The optimal adjuvant therapy in resected pancreatic cancer remains a very controversial topic. Practice patterns on this side of the pond differ greatly compared to our European counterparts. In the United States, the use of CRT is standard practice, as some studies have demonstrated a survival benefit.1 In Europe, adjuvant gemcitabine is the standard of care based on the results of CONKO-001,2 in which nearly 350 patients from both academic institutions and community-based hospitals were randomized to gemcitabine for 6 months adjuvant after surgical resection or observation. In patients receiving adjuvant gemcitabine, median OS was 22.1 months, similar to the study summarized above. The key difference in the two studies is that the study from Herman et al had more therapy, and thus more toxicity! Both studies had about the same rate of positive margins and positive nodes, so the baseline characteristics seem appropriately matched. I believe that immediate CRT after surgery, as was done in this trial, delays full-dose chemotherapy, thus sacrificing distant control for local control. Local control is obviously important, as a local recurrence in the pancreatic bed could be significantly morbid resulting intractable pain and other gastrointestinal issues, but this must be balanced against the risk of distant failure. The debate regarding adjuvant therapy will rage on and this study does not address this key issue. Or does it?

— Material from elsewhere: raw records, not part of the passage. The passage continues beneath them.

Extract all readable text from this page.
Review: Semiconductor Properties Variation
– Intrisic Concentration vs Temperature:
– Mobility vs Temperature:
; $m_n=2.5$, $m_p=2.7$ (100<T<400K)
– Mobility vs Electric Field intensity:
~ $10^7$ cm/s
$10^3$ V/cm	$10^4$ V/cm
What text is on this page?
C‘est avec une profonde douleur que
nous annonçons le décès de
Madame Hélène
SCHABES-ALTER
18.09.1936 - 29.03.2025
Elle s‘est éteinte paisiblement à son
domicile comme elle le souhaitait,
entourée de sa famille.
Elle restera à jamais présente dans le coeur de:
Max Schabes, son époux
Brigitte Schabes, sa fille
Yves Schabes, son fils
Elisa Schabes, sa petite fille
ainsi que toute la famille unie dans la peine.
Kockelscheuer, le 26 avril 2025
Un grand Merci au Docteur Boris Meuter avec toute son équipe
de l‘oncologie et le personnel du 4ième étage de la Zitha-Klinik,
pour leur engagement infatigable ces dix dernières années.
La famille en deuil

The rationale for this study comes from two previously reported trials. The first study, a randomized Phase 3 trial, demonstrated superior survival in patients with pancreatic cancer treated with gemcitabine and erlotinib vs gemcitabine alone in the metastatic setting.3 The second study from Bao et al is a Phase 2 study of adjuvant gemcitabine and erlotinib (without radiation) for margin-negative resected PDAC in the non-metastatic setting.4 The Bao et al trial provides a good comparison to the Herman et al trial. The Bao trial was a small 25-patient trial with similar median follow-up of 18 months, median RFS of 14 months, and 2-year OS of 53% as the above Phase 2 trial from Herman et al. The authors point out in the discussion that even though the RFS and OS were nearly identical, the local recurrence rates were lower with the addition of CRT compared to chemotherapy alone (59% vs 27%). The good news is that the local control improvement with the addition of CRT did not come at a detriment to toxicity as the Grade 3/4 toxicity was identical in the Bao et al and the Herman et al trials. What conclusions can we draw from this comparison of two Phase 2 trials? Can we conclude that the addition of radiation therapy improves local control? We have known this for decades now so this conclusion is obvious. Can we conclude that local control does not predict for OS as PDAC is a systemic disease first? This to me seems the logical conclusion taken in the context of other randomized trials such as CONKO-001. We, in the United States, need one final trial to fully understand what the Europeans have understood for almost a decade now. The current Phase 3 RTOG 0848 trial will elucidate whether the addition of erlotinib to gemcitabine confers a benefit in patients receiving chemotherapy alone. It will also clarify the benefit (or lack of benefit) of adjuvant CRT. This trial is randomizing patients to six cycles of gemcitabine alone vs six cycles of gemcitabine with erlotinib and then a second randomization between additional CRT vs observation. These results are eagerly awaited. Until then, I will continue to balance the importance of local control with distant metastasis on a case-by-case basis.


1. Herman JM, et al. J Clin Oncol 2008;26:3503-3510.

2. Oettle H, et al. JAMA 2007;297:267–277.

3. Moore MJ, et al. J Clin Oncol 2007;25:1960-1966.

4. Bao PQ, et al. Ann Surg Oncol 2011;18:1122-1129.